Students and families are getting their first look at the inside of the new Daviess County Middle School this week, and classes will begin in the new building on October 17. The modern design and unique features give the facility an almost college campus feel, with an uncovered 45,750-square-foot courtyard surrounded by the four main corridors of the building.
District officials on Monday got a tour of the school, located at 3901 Fairview Drive.
“It’s been 5 years in the making, and I’m incredibly excited,” Daviess County Public Schools Superintendent Matt Robbins said. “Today is a day that we’ve dreamed about. Obviously we’ve got more to come. But we’re really excited for parents and students to be able to begin to see the building. It’s a feeling of exhilaration, no question.”
The building was supposed to be ready by the start of the school year but construction issues caused a delay. Classrooms have now been largely outfitted and are nearly ready, though there are some finishing touches that need to be made to the rest of the building.
“Teachers have had an opportunity to get in the building,” Robbins said. “I know their goal is to get that done before Fall Break (next week) so they can enjoy their week. But we’re in good shape now to have students here on Monday, October 17. All the significant stuff in terms of heating and air, electrical, plumbing, all those things are finished now.”
Robbins is especially proud of the layout. The front of the school will face the Fairview Drive extension.
The gym will be the center of focus along the front of the building. Just to the right of the gym is the main entrance and front office, along with other staff offices and a 5,308-square-foot media center/library. To the left of the gym is a 6,200-square-foot cafeteria along with the kitchen.
The other three corridors share identical layouts, with one each dedicated to 6th, 7th, and 8th grades. Each corridor has nine classrooms, two science labs, computer labs, and restrooms.
Each corridor also features a storm shelter that can hold every student in that corridor (meaning up to 300 students each). The shelter areas are concrete reinforced and can survive up to 290-mile-per-hour winds. They also contain a door that leads directly outside so that anyone will be able to exit even if the other three sides are blocked by debris.
The building also features an orchestra room in the back right corner, along with an art studio and a digital arts room in the back left corner.
The corridors surround the courtyard, which will feature sections of artificial turf and berms that will allow for outside seating.
“The courtyard is probably the centerpiece that’s most noticeable,” Robbins said. “It kind of gives us a college campus-type feel to the building. Beyond that, the gymnasium, the cafeteria, and the concrete finished floors are a unique feature to the building. Then the vaulted ceilings down the hallways really allow a lot of light to enter the building and make it a bright, attractive place for kids to learn and for teachers to work.”
Robbins said another major upgrade over the old DCMS is the parent line for dropping off and picking up students. While the only entrance/exit is off Fairview Drive, the parent line will wrap all the way around the building. There will also be a separate loop for buses.

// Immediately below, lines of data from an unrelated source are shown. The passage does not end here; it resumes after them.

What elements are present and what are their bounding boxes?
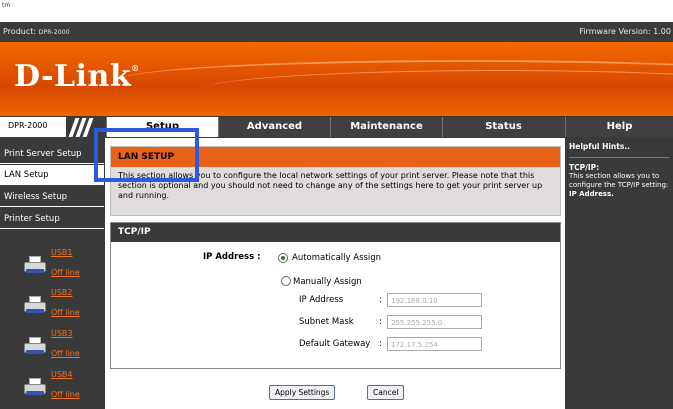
help-topic: TCP/IP:: [569, 163, 600, 172]
corner-mark: tm: [2, 2, 11, 9]
gateway-field-colon: :: [379, 339, 382, 349]
printer-icon: [22, 337, 48, 355]
usb4-status[interactable]: Off line: [51, 390, 80, 399]
sidebar-item-lan-setup[interactable]: LAN Setup: [0, 165, 104, 185]
help-divider: [569, 157, 669, 158]
usb3-link[interactable]: USB3: [51, 329, 73, 338]
default-gateway-input[interactable]: [387, 337, 482, 351]
sidebar: Print Server Setup LAN Setup Wireless Se…: [0, 138, 105, 409]
auto-assign-label[interactable]: Automatically Assign: [292, 253, 381, 263]
firmware-version: Firmware Version: 1.00: [579, 27, 671, 36]
tab-maintenance[interactable]: Maintenance: [330, 117, 442, 137]
product-model: DPR-2000: [38, 29, 70, 36]
usb1-status[interactable]: Off line: [51, 268, 80, 277]
help-text: This section allows you to configure the…: [569, 172, 669, 198]
tab-status[interactable]: Status: [442, 117, 564, 137]
mask-field-colon: :: [379, 317, 382, 327]
dlink-logo: D-Link®: [14, 59, 140, 94]
mask-field-label: Subnet Mask: [299, 317, 354, 327]
usb4-link[interactable]: USB4: [51, 370, 73, 379]
ip-address-label: IP Address :: [203, 252, 261, 262]
subnet-mask-input[interactable]: [387, 315, 482, 329]
ip-address-input[interactable]: [387, 293, 482, 307]
usb2-status[interactable]: Off line: [51, 308, 80, 317]
ip-field-colon: :: [379, 295, 382, 305]
usb1-link[interactable]: USB1: [51, 248, 73, 257]
highlight-box: [94, 128, 199, 182]
usb-port-1: USB1 Off line: [20, 246, 100, 284]
sidebar-item-print-server-setup[interactable]: Print Server Setup: [0, 144, 104, 164]
model-label: DPR-2000: [0, 117, 70, 137]
sidebar-item-wireless-setup[interactable]: Wireless Setup: [0, 187, 104, 207]
usb-port-2: USB2 Off line: [20, 286, 100, 324]
help-panel: Helpful Hints.. TCP/IP: This section all…: [565, 138, 673, 409]
manual-assign-radio[interactable]: [281, 276, 291, 286]
usb-port-3: USB3 Off line: [20, 327, 100, 365]
printer-icon: [22, 296, 48, 314]
brand-banner: D-Link®: [0, 42, 673, 116]
usb3-status[interactable]: Off line: [51, 349, 80, 358]
gateway-field-label: Default Gateway: [299, 339, 371, 349]
ip-field-label: IP Address: [299, 295, 344, 305]
product-label: Product: DPR-2000: [3, 27, 70, 36]
help-heading: Helpful Hints..: [569, 142, 631, 151]
tab-advanced[interactable]: Advanced: [218, 117, 330, 137]
tab-help[interactable]: Help: [565, 117, 673, 137]
printer-icon: [22, 256, 48, 274]
apply-settings-button[interactable]: Apply Settings: [269, 385, 336, 400]
tcpip-section: TCP/IP IP Address : Automatically Assign…: [110, 222, 561, 369]
sidebar-item-printer-setup[interactable]: Printer Setup: [0, 209, 104, 229]
printer-icon: [22, 378, 48, 396]
auto-assign-radio[interactable]: [278, 253, 288, 263]
manual-assign-label[interactable]: Manually Assign: [293, 277, 362, 287]
product-bar: Product: DPR-2000 Firmware Version: 1.00: [0, 22, 673, 42]
cancel-button[interactable]: Cancel: [367, 385, 405, 400]
section-title: TCP/IP: [111, 223, 560, 242]
usb2-link[interactable]: USB2: [51, 288, 73, 297]
usb-port-4: USB4 Off line: [20, 368, 100, 406]
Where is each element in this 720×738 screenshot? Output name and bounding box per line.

“If you go to the old school now during dismissal time, we have cars that are backed out onto Highway 60,” Robbins said. “Now, we’ll keep our fingers crossed and hope that we have a long enough parent line area so we won’t have cars out onto the main roads.”
DCMS parents and students will have the opportunity to visit the facility and participate in family pep rallies and open house nights hosted by grade Tuesday-Thursday this week. There will also be an open house for anyone in the community to visit the facility from 1-4 p.m. on October 23.